貿易事務の給料・年収・収入

貿易事務の正社員の給料

貿易事務の働き方は、正社員の他、派遣や、契約社員などさまざまであり、また会社の規模や業種も幅広いため、働き方や勤め先によって、給料も大きくことなります。

一般的に、貿易事務は、輸出入業務のルールや、専門用語などへの理解が求められる専門性の高い職種であるため、貿易事務経験者の場合は一般的な事務職と比べると高めになることが多いようです。

たとえば大企業または中堅企業で正社員、30代前半〜中半の場合の年収モデルは400万円〜450万円ほど。もし役職についていれば、500万円以上となるでしょう。

安定した企業では年功序列の風土があるため、勤続年数が長いほど年収も高くなる傾向があります。

逆に言うと、転職組は新卒採用組に比べ、年齢に対する年収が低くなる可能性があるため、転職の際には納得できる年収を提示してもらえるように交渉が必要です。

中小企業で正社員として貿易事務の仕事をする場合、年収は30代前半〜中半でも350万円を切るケースが多く、専門知識を必要とされる事務職にしては給与が低いと、不満に感じている人も多いようです。

一方、中小企業でも経営状態のいい会社では、個人の能力によっては大企業よりも年収が高くなることもあります。

就職・転職活動の際には、しっかり企業研究することをお勧めします。

派遣社員の給料

派遣社員としての貿易事務の場合、1300円から1800円の求人が多く、未経験者の時給は低めに、経験者の場合は高めに設定されています。

ボーナスが出ない派遣社員の場合、たとえば時給1600円で働くとすると、給料は300万円ほどとなります。

派遣社員の場合、時給の額はもちろん大事ですが、就業時間の長さが年収に響いてきます。

たとえば時給1700円で7時間働くよりも、時給1600円で8時間働いた方が、1日900円お給料が高くなります。

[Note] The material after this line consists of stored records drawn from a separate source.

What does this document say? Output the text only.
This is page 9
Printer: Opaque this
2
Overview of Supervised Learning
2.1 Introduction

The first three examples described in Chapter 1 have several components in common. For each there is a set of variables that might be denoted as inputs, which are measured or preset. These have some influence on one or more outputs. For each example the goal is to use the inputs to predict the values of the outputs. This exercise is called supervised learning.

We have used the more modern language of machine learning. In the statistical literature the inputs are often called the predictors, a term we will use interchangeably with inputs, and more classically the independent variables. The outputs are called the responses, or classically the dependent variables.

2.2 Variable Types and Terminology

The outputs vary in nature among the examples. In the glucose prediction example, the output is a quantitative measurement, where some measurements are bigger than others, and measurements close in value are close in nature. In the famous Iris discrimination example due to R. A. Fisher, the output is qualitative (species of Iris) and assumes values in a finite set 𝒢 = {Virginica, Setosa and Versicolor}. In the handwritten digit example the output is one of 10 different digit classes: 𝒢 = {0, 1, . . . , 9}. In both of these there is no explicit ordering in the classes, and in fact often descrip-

細かいことのようですが、これにより毎月2万円ほど額面に差が出ます。

また、収入面重視なのであれば、月ごとの平均残業時間が多い職場を選んでみるのもひとつの手かもしれません。

残業手当が支給されるかチェック

勤め先の状況によって大きく異なり、また派遣会社からの派遣の場合は、残業時間が制限されている場合もありますが、一般的に貿易事務の場合、取引先の海外企業との時差や、輸出入スケジュールの都合で日常的に残業が発生するなど、残業が多い傾向にあります。

派遣社員の場合は残業手当の支給は保証されていますが、正社員の給与を年俸制として支給し、残業手当を支給しない、または支給対象時間に上限を設けているところもあります。

この場合、毎月の額面が決まっており、どれだけ残業してもお給料が増えることはありません。

就職・転職活動の際、年俸制で給与を提示された場合は、月ごとの平均残業時間がどれくらいなのか、しっかり確認しましょう。

こういった企業では、基本給だけで長時間残業をさせられる可能性があります。

やりがいのある仕事でも、業務量に見合う収入がなければ、のちのちモチベーションが下がってしまうでしょう。

経験を積んで年収アップ

未経験から貿易事務についた場合には、貿易事務として戦力となるまでに時間がかかるため、他のどの事務職よりも低い給与であることもあり、それほど高い収入は期待できません。

一方で、未経験からでもこつこつと実務経験を積み、輸出入の流れや業界のルールや専門知識を身に着け、業務内容も英文での申請書類のチェックなどのアシスタント業務から、海難事故などトラブルへの対応といった幅広い業務を経験することで、貿易事務としての専門性を高めることができます。

経験豊富な貿易事務への転職市場でのニーズは非常に高いため、それらの高い専門性を身に着けた後に、それに見合った収入へアップさせていくことは可能でしょう。